Album Review: Zakk Wylde - Book Of Shadows II

Posted on April 6, 2016 at 10:50 PM

Zakk Wylde – Book Of Shadows II

Written by Dave Smiles

In the twenty years since the release of Book Of Shadows fans around the world have come to know Zakk Wylde as a man of many sides. He’s laid down some killer riffs and solos throughout his career as lead guitarist in Ozzy Osbourne’s band and fronting his own band Black Label Society, and raised more than a little hell in the process. During these many years we’ve also found out he’s quite skilled on the piano and we’ve heard what he can do with an acoustic guitar.

What sets Book of Shadows II apart from anything he’s done in the past is the undeniable sense of experience that comes out through his music and lyrics. This is the work of an older, more reflective man with a remarkable amount of musical talent who has managed to use his gift to express himself in a way that many people are unable to.
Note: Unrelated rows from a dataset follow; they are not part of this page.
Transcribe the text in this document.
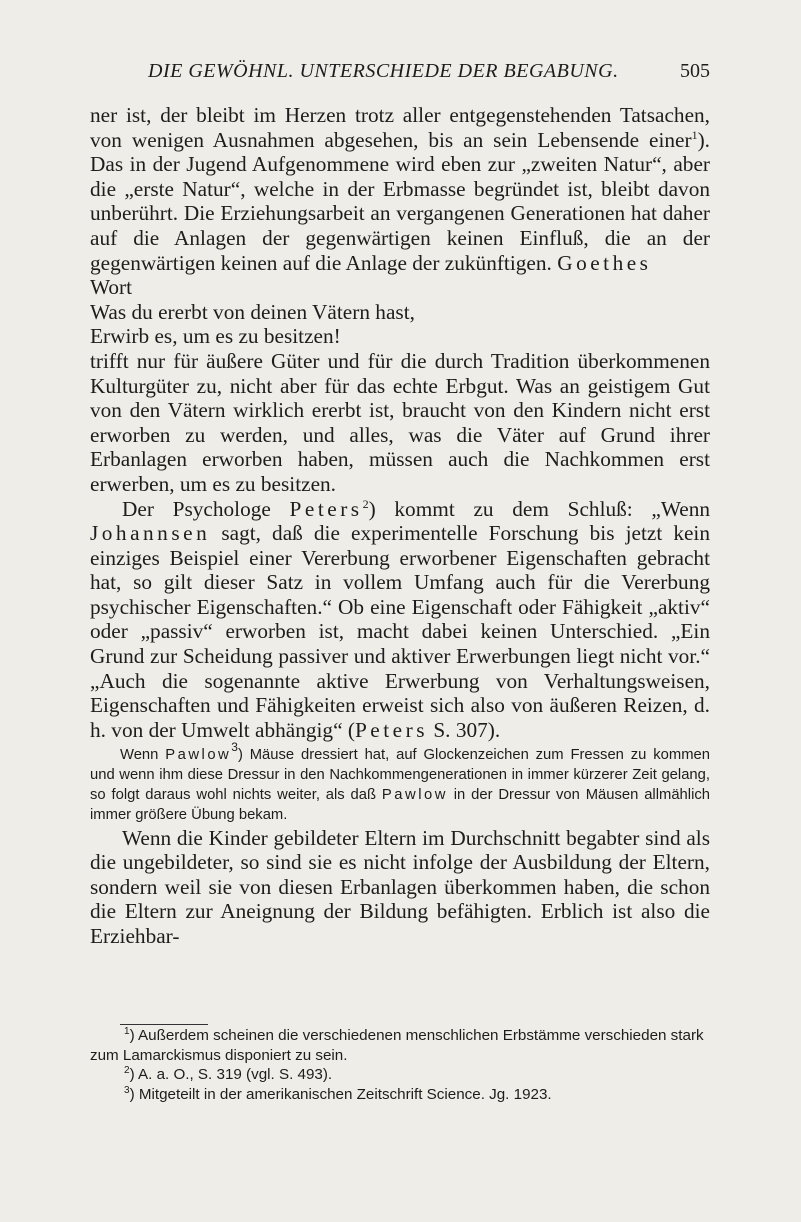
DIE GEWÖHNL. UNTERSCHIEDE DER BEGABUNG.	505

ner ist, der bleibt im Herzen trotz aller entgegenstehenden Tatsachen, von wenigen Ausnahmen abgesehen, bis an sein Lebensende einer$^1$). Das in der Jugend Aufgenommene wird eben zur „zweiten Natur“, aber die „erste Natur“, welche in der Erbmasse begründet ist, bleibt davon unberührt. Die Erziehungsarbeit an vergangenen Generationen hat daher auf die Anlagen der gegenwärtigen keinen Einfluß, die an der gegenwärtigen keinen auf die Anlage der zukünftigen. Goethes
Wort

Was du ererbt von deinen Vätern hast,

Erwirb es, um es zu besitzen!

trifft nur für äußere Güter und für die durch Tradition überkommenen Kulturgüter zu, nicht aber für das echte Erbgut. Was an geistigem Gut von den Vätern wirklich ererbt ist, braucht von den Kindern nicht erst erworben zu werden, und alles, was die Väter auf Grund ihrer Erbanlagen erworben haben, müssen auch die Nachkommen erst erwerben, um es zu besitzen.

Der Psychologe Peters$^2$) kommt zu dem Schluß: „Wenn Johannsen sagt, daß die experimentelle Forschung bis jetzt kein einziges Beispiel einer Vererbung erworbener Eigenschaften gebracht hat, so gilt dieser Satz in vollem Umfang auch für die Vererbung psychischer Eigenschaften.“ Ob eine Eigenschaft oder Fähigkeit „aktiv“ oder „passiv“ erworben ist, macht dabei keinen Unterschied. „Ein Grund zur Scheidung passiver und aktiver Erwerbungen liegt nicht vor.“ „Auch die sogenannte aktive Erwerbung von Verhaltungsweisen, Eigenschaften und Fähigkeiten erweist sich also von äußeren Reizen, d. h. von der Umwelt abhängig“ (Peters S. 307).

Wenn Pawlow$^3$) Mäuse dressiert hat, auf Glockenzeichen zum Fressen zu kommen und wenn ihm diese Dressur in den Nachkommengenerationen in immer kürzerer Zeit gelang, so folgt daraus wohl nichts weiter, als daß Pawlow in der Dressur von Mäusen allmählich immer größere Übung bekam.

Wenn die Kinder gebildeter Eltern im Durchschnitt begabter sind als die ungebildeter, so sind sie es nicht infolge der Ausbildung der Eltern, sondern weil sie von diesen Erbanlagen überkommen haben, die schon die Eltern zur Aneignung der Bildung befähigten. Erblich ist also die Erziehbar-

$^1$) Außerdem scheinen die verschiedenen menschlichen Erbstämme verschieden stark zum Lamarckismus disponiert zu sein.

$^2$) A. a. O., S. 319 (vgl. S. 493).

$^3$) Mitgeteilt in der amerikanischen Zeitschrift Science. Jg. 1923.
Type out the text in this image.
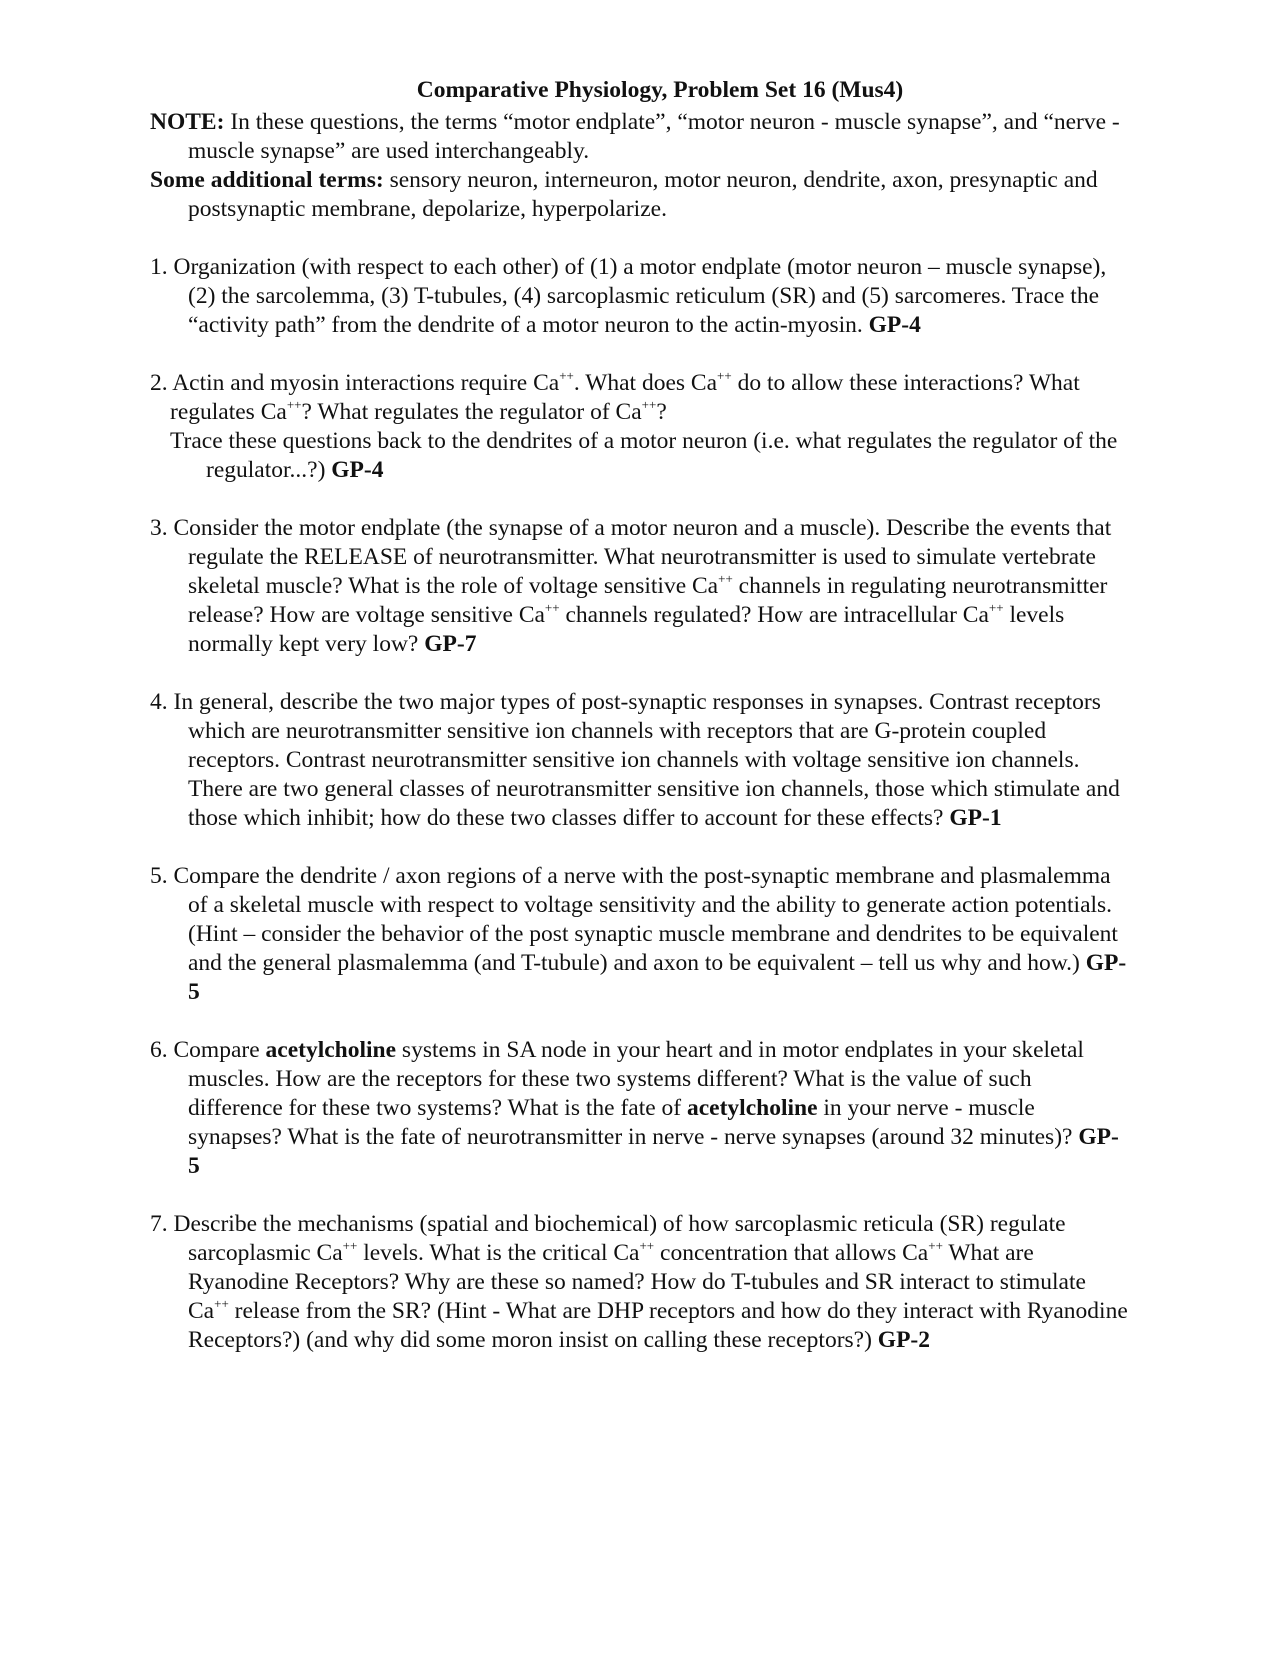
Comparative Physiology, Problem Set 16 (Mus4)

NOTE: In these questions, the terms “motor endplate”, “motor neuron - muscle synapse”, and “nerve - muscle synapse” are used interchangeably.

Some additional terms: sensory neuron, interneuron, motor neuron, dendrite, axon, presynaptic and postsynaptic membrane, depolarize, hyperpolarize.

1. Organization (with respect to each other) of (1) a motor endplate (motor neuron – muscle synapse), (2) the sarcolemma, (3) T-tubules, (4) sarcoplasmic reticulum (SR) and (5) sarcomeres. Trace the “activity path” from the dendrite of a motor neuron to the actin-myosin. GP-4

2. Actin and myosin interactions require Ca++. What does Ca++ do to allow these interactions? What regulates Ca++? What regulates the regulator of Ca++?

Trace these questions back to the dendrites of a motor neuron (i.e. what regulates the regulator of the regulator...?) GP-4

3. Consider the motor endplate (the synapse of a motor neuron and a muscle). Describe the events that regulate the RELEASE of neurotransmitter. What neurotransmitter is used to simulate vertebrate skeletal muscle? What is the role of voltage sensitive Ca++ channels in regulating neurotransmitter release? How are voltage sensitive Ca++ channels regulated? How are intracellular Ca++ levels normally kept very low? GP-7

4. In general, describe the two major types of post-synaptic responses in synapses. Contrast receptors which are neurotransmitter sensitive ion channels with receptors that are G-protein coupled receptors. Contrast neurotransmitter sensitive ion channels with voltage sensitive ion channels. There are two general classes of neurotransmitter sensitive ion channels, those which stimulate and those which inhibit; how do these two classes differ to account for these effects? GP-1

5. Compare the dendrite / axon regions of a nerve with the post-synaptic membrane and plasmalemma of a skeletal muscle with respect to voltage sensitivity and the ability to generate action potentials. (Hint – consider the behavior of the post synaptic muscle membrane and dendrites to be equivalent and the general plasmalemma (and T-tubule) and axon to be equivalent – tell us why and how.) GP-5

6. Compare acetylcholine systems in SA node in your heart and in motor endplates in your skeletal muscles. How are the receptors for these two systems different? What is the value of such difference for these two systems? What is the fate of acetylcholine in your nerve - muscle synapses? What is the fate of neurotransmitter in nerve - nerve synapses (around 32 minutes)? GP-5

7. Describe the mechanisms (spatial and biochemical) of how sarcoplasmic reticula (SR) regulate sarcoplasmic Ca++ levels. What is the critical Ca++ concentration that allows Ca++ What are Ryanodine Receptors? Why are these so named? How do T-tubules and SR interact to stimulate Ca++ release from the SR? (Hint - What are DHP receptors and how do they interact with Ryanodine Receptors?) (and why did some moron insist on calling these receptors?) GP-2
The album opener, Autumn Changes, and it’s follow up, Tears of December, grip you from the start. You’d know going in to this that it’s not going to be a heavy metal onslaught, but you might be surprised at just how strong these tracks are. Strong without the need for bravado. Through the course of the next twelve songs, there are shades of Country, Southern Rock, Blues and variations of slow paced and more up-tempo songs.

Wylde’s lyrics and singing has often been overshadowed by his guitar playing, but on this release they often take the spotlight as the music is more of a device for him to get his thoughts across. That’s not to say the songs are devoid of your expected shredding, it’s more a case of tasteful playing in order to serve the song-writing. Lost Prayer is a great example of this.


With titles like Forgotten Memory, Yesterday’s Tears, Harbors of Pity and Sorrowed Regrets, you can get the idea that this is a very reflective piece. It’s mellow, relaxing and thought provoking.

As a musician he’s touched on the softer sides before, but this album shows a whole new side to the man. The Book of Shadows album back in 1996 showed a young man with a lot of talent, Book of Shadows II in 2016 shows a man who’s continued to develop his talent and also brings a lot of living to his music. It’s reflective in a way that can’t be taught. It has to be lived.